The Washington Coast Sustainable Salmon Partnership developed this Plan to achieve its Vision:
All watersheds in the Washington Coast Region contain healthy, diverse and self-sustaining populations of salmon, maintained by healthy habitats and
ecosystems, which also support the ecological, cultural, social, and economic needs of human communities.
Download the entire Plan HERE.
The Washington Coast Region represents the last best chance for the Pacific Northwest to get it right.
We still have the fish, and we still have the watersheds. What we need is a road map to get us moving in the right direction. This Plan starts that journey. We need to do both: “Protect the Best” and
“Restore the Rest,” the two components of our motto and our outlook.
Does this mean that we have healthy salmon populations? No, it does not. But we have a fighting chance here of returning their habitats and their numbers to something closer to historical health.
Although salmon and steelhead populations in the Washington Coast Region (“Region”) are seriously degraded from historical levels – experts suggest that the current abundance of coastal salmon runs is
probably only about 10% of what it was a hundred years ago – they are healthier than anywhere else in the state.

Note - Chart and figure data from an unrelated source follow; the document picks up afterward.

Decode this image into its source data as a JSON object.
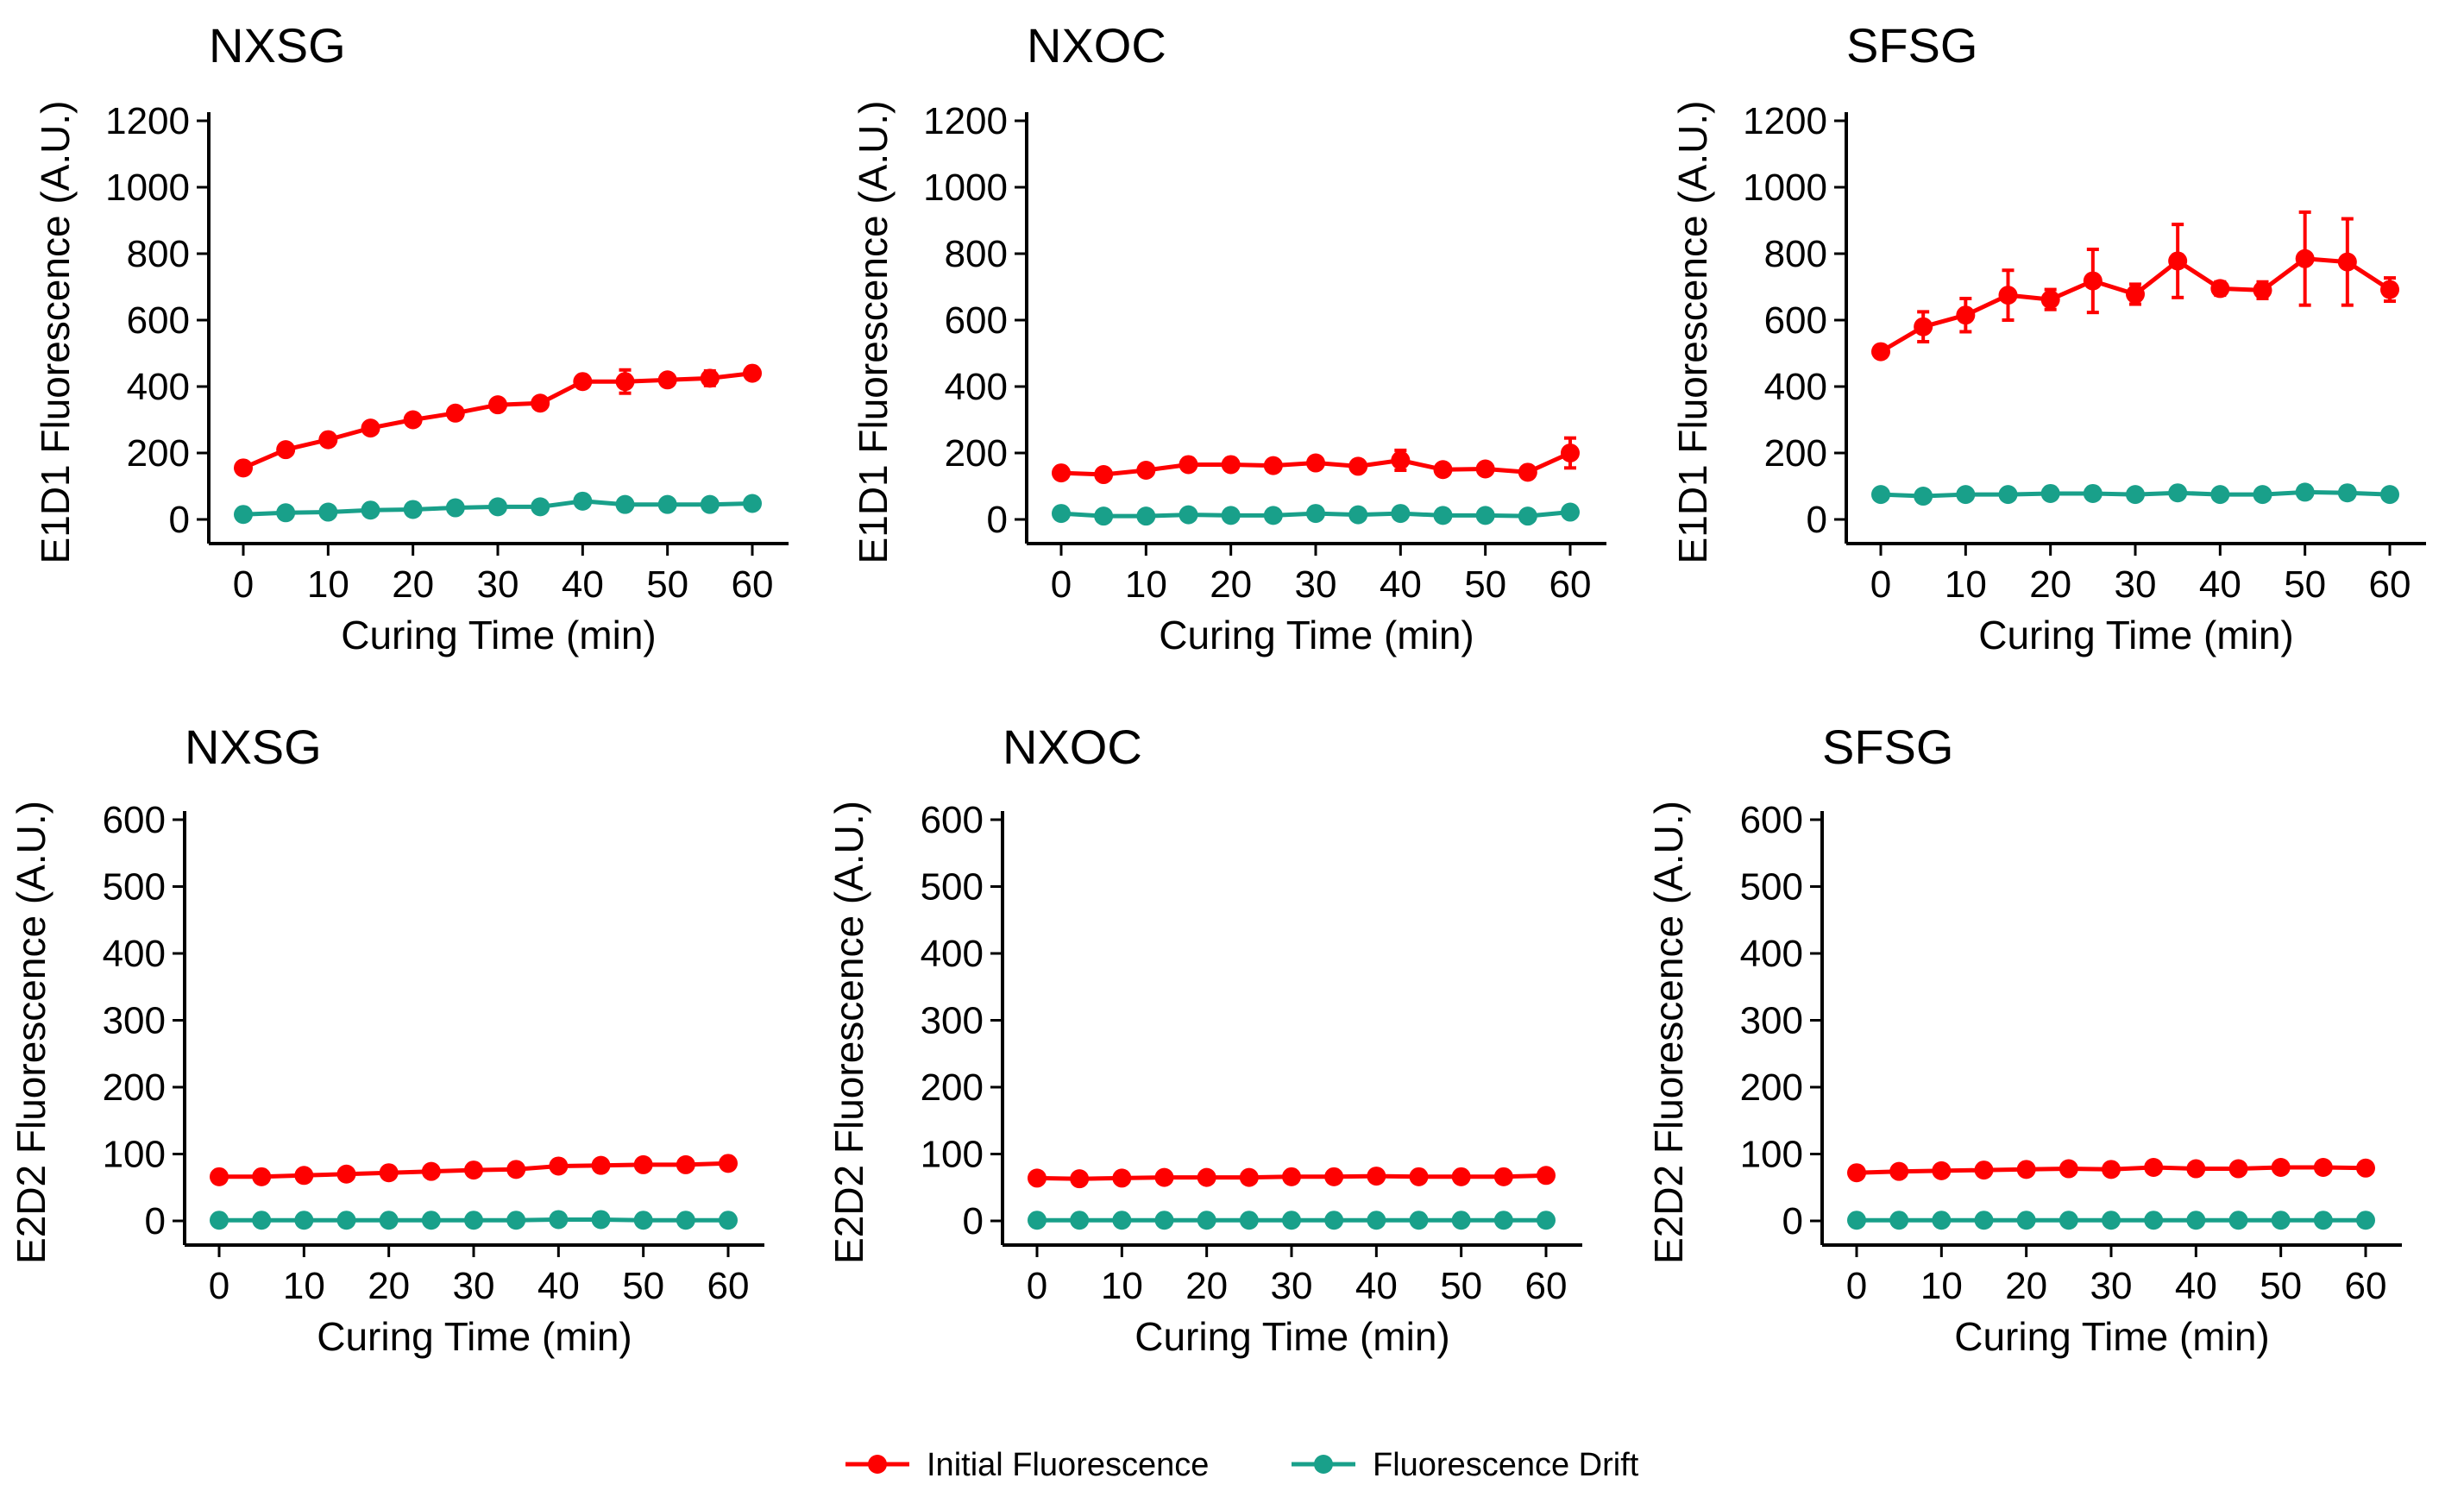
{
  "colors": {
    "initial": "#fe0000",
    "drift": "#19a08a",
    "axis": "#000000",
    "background": "#ffffff"
  },
  "legend": {
    "position": "bottom-center",
    "items": [
      {
        "label": "Initial Fluorescence",
        "series": "initial"
      },
      {
        "label": "Fluorescence Drift",
        "series": "drift"
      }
    ]
  },
  "chart_data": [
    {
      "type": "line",
      "title": "NXSG",
      "xlabel": "Curing Time (min)",
      "ylabel": "E1D1 Fluorescence (A.U.)",
      "xlim": [
        0,
        60
      ],
      "ylim": [
        0,
        1200
      ],
      "xticks": [
        0,
        10,
        20,
        30,
        40,
        50,
        60
      ],
      "yticks": [
        0,
        200,
        400,
        600,
        800,
        1000,
        1200
      ],
      "x": [
        0,
        5,
        10,
        15,
        20,
        25,
        30,
        35,
        40,
        45,
        50,
        55,
        60
      ],
      "series": [
        {
          "name": "Initial Fluorescence",
          "key": "initial",
          "values": [
            155,
            210,
            240,
            275,
            300,
            320,
            345,
            350,
            415,
            415,
            420,
            425,
            440
          ],
          "errors": [
            10,
            8,
            8,
            8,
            8,
            8,
            8,
            8,
            12,
            35,
            10,
            22,
            10
          ]
        },
        {
          "name": "Fluorescence Drift",
          "key": "drift",
          "values": [
            15,
            20,
            22,
            28,
            30,
            35,
            38,
            38,
            55,
            45,
            45,
            45,
            48
          ],
          "errors": [
            5,
            5,
            5,
            5,
            5,
            5,
            5,
            5,
            8,
            10,
            5,
            5,
            5
          ]
        }
      ]
    },
    {
      "type": "line",
      "title": "NXOC",
      "xlabel": "Curing Time (min)",
      "ylabel": "E1D1 Fluorescence (A.U.)",
      "xlim": [
        0,
        60
      ],
      "ylim": [
        0,
        1200
      ],
      "xticks": [
        0,
        10,
        20,
        30,
        40,
        50,
        60
      ],
      "yticks": [
        0,
        200,
        400,
        600,
        800,
        1000,
        1200
      ],
      "x": [
        0,
        5,
        10,
        15,
        20,
        25,
        30,
        35,
        40,
        45,
        50,
        55,
        60
      ],
      "series": [
        {
          "name": "Initial Fluorescence",
          "key": "initial",
          "values": [
            140,
            135,
            148,
            165,
            165,
            162,
            170,
            160,
            178,
            150,
            152,
            142,
            200
          ],
          "errors": [
            8,
            8,
            8,
            10,
            8,
            8,
            8,
            8,
            30,
            8,
            8,
            12,
            45
          ]
        },
        {
          "name": "Fluorescence Drift",
          "key": "drift",
          "values": [
            18,
            10,
            10,
            14,
            12,
            12,
            18,
            14,
            18,
            12,
            12,
            10,
            22
          ],
          "errors": [
            4,
            4,
            4,
            4,
            4,
            4,
            4,
            4,
            8,
            4,
            4,
            4,
            8
          ]
        }
      ]
    },
    {
      "type": "line",
      "title": "SFSG",
      "xlabel": "Curing Time (min)",
      "ylabel": "E1D1 Fluorescence (A.U.)",
      "xlim": [
        0,
        60
      ],
      "ylim": [
        0,
        1200
      ],
      "xticks": [
        0,
        10,
        20,
        30,
        40,
        50,
        60
      ],
      "yticks": [
        0,
        200,
        400,
        600,
        800,
        1000,
        1200
      ],
      "x": [
        0,
        5,
        10,
        15,
        20,
        25,
        30,
        35,
        40,
        45,
        50,
        55,
        60
      ],
      "series": [
        {
          "name": "Initial Fluorescence",
          "key": "initial",
          "values": [
            505,
            580,
            615,
            675,
            662,
            718,
            678,
            778,
            695,
            690,
            785,
            775,
            692
          ],
          "errors": [
            10,
            45,
            50,
            75,
            30,
            95,
            30,
            110,
            20,
            25,
            140,
            130,
            35
          ]
        },
        {
          "name": "Fluorescence Drift",
          "key": "drift",
          "values": [
            75,
            70,
            75,
            75,
            78,
            78,
            75,
            80,
            75,
            75,
            82,
            80,
            75
          ],
          "errors": [
            6,
            15,
            15,
            12,
            12,
            10,
            8,
            15,
            8,
            8,
            18,
            18,
            10
          ]
        }
      ]
    },
    {
      "type": "line",
      "title": "NXSG",
      "xlabel": "Curing Time (min)",
      "ylabel": "E2D2 Fluorescence (A.U.)",
      "xlim": [
        0,
        60
      ],
      "ylim": [
        0,
        600
      ],
      "xticks": [
        0,
        10,
        20,
        30,
        40,
        50,
        60
      ],
      "yticks": [
        0,
        100,
        200,
        300,
        400,
        500,
        600
      ],
      "x": [
        0,
        5,
        10,
        15,
        20,
        25,
        30,
        35,
        40,
        45,
        50,
        55,
        60
      ],
      "series": [
        {
          "name": "Initial Fluorescence",
          "key": "initial",
          "values": [
            66,
            66,
            68,
            70,
            72,
            74,
            76,
            77,
            82,
            83,
            84,
            84,
            86
          ],
          "errors": [
            2,
            2,
            2,
            2,
            2,
            2,
            2,
            2,
            3,
            3,
            3,
            3,
            3
          ]
        },
        {
          "name": "Fluorescence Drift",
          "key": "drift",
          "values": [
            1,
            1,
            1,
            1,
            1,
            1,
            1,
            1,
            2,
            2,
            1,
            1,
            1
          ],
          "errors": [
            0,
            0,
            0,
            0,
            0,
            0,
            0,
            0,
            0,
            0,
            0,
            0,
            0
          ]
        }
      ]
    },
    {
      "type": "line",
      "title": "NXOC",
      "xlabel": "Curing Time (min)",
      "ylabel": "E2D2 Fluorescence (A.U.)",
      "xlim": [
        0,
        60
      ],
      "ylim": [
        0,
        600
      ],
      "xticks": [
        0,
        10,
        20,
        30,
        40,
        50,
        60
      ],
      "yticks": [
        0,
        100,
        200,
        300,
        400,
        500,
        600
      ],
      "x": [
        0,
        5,
        10,
        15,
        20,
        25,
        30,
        35,
        40,
        45,
        50,
        55,
        60
      ],
      "series": [
        {
          "name": "Initial Fluorescence",
          "key": "initial",
          "values": [
            64,
            63,
            64,
            65,
            65,
            65,
            66,
            66,
            67,
            66,
            66,
            66,
            68
          ],
          "errors": [
            2,
            2,
            2,
            2,
            2,
            2,
            2,
            2,
            2,
            2,
            2,
            2,
            2
          ]
        },
        {
          "name": "Fluorescence Drift",
          "key": "drift",
          "values": [
            1,
            1,
            1,
            1,
            1,
            1,
            1,
            1,
            1,
            1,
            1,
            1,
            1
          ],
          "errors": [
            0,
            0,
            0,
            0,
            0,
            0,
            0,
            0,
            0,
            0,
            0,
            0,
            0
          ]
        }
      ]
    },
    {
      "type": "line",
      "title": "SFSG",
      "xlabel": "Curing Time (min)",
      "ylabel": "E2D2 Fluorescence (A.U.)",
      "xlim": [
        0,
        60
      ],
      "ylim": [
        0,
        600
      ],
      "xticks": [
        0,
        10,
        20,
        30,
        40,
        50,
        60
      ],
      "yticks": [
        0,
        100,
        200,
        300,
        400,
        500,
        600
      ],
      "x": [
        0,
        5,
        10,
        15,
        20,
        25,
        30,
        35,
        40,
        45,
        50,
        55,
        60
      ],
      "series": [
        {
          "name": "Initial Fluorescence",
          "key": "initial",
          "values": [
            72,
            74,
            75,
            76,
            77,
            78,
            77,
            80,
            78,
            78,
            80,
            80,
            79
          ],
          "errors": [
            2,
            2,
            2,
            2,
            2,
            2,
            2,
            2,
            2,
            2,
            2,
            2,
            2
          ]
        },
        {
          "name": "Fluorescence Drift",
          "key": "drift",
          "values": [
            1,
            1,
            1,
            1,
            1,
            1,
            1,
            1,
            1,
            1,
            1,
            1,
            1
          ],
          "errors": [
            0,
            0,
            0,
            0,
            0,
            0,
            0,
            0,
            0,
            0,
            0,
            0,
            0
          ]
        }
      ]
    }
  ]
}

They are healthier largely because their habitat is more intact than elsewhere. Protecting intact habitat needs to be given a high priority because it is far easier and less expensive to maintain good habitat than
to recreate or restore degraded habitat. Science and common sense strongly suggest that investments made now in the Coast Region can significantly contribute to the successful restoration of wild salmon
populations and will more likely ensure the long-term sustainability of wild salmon than recovery efforts elsewhere.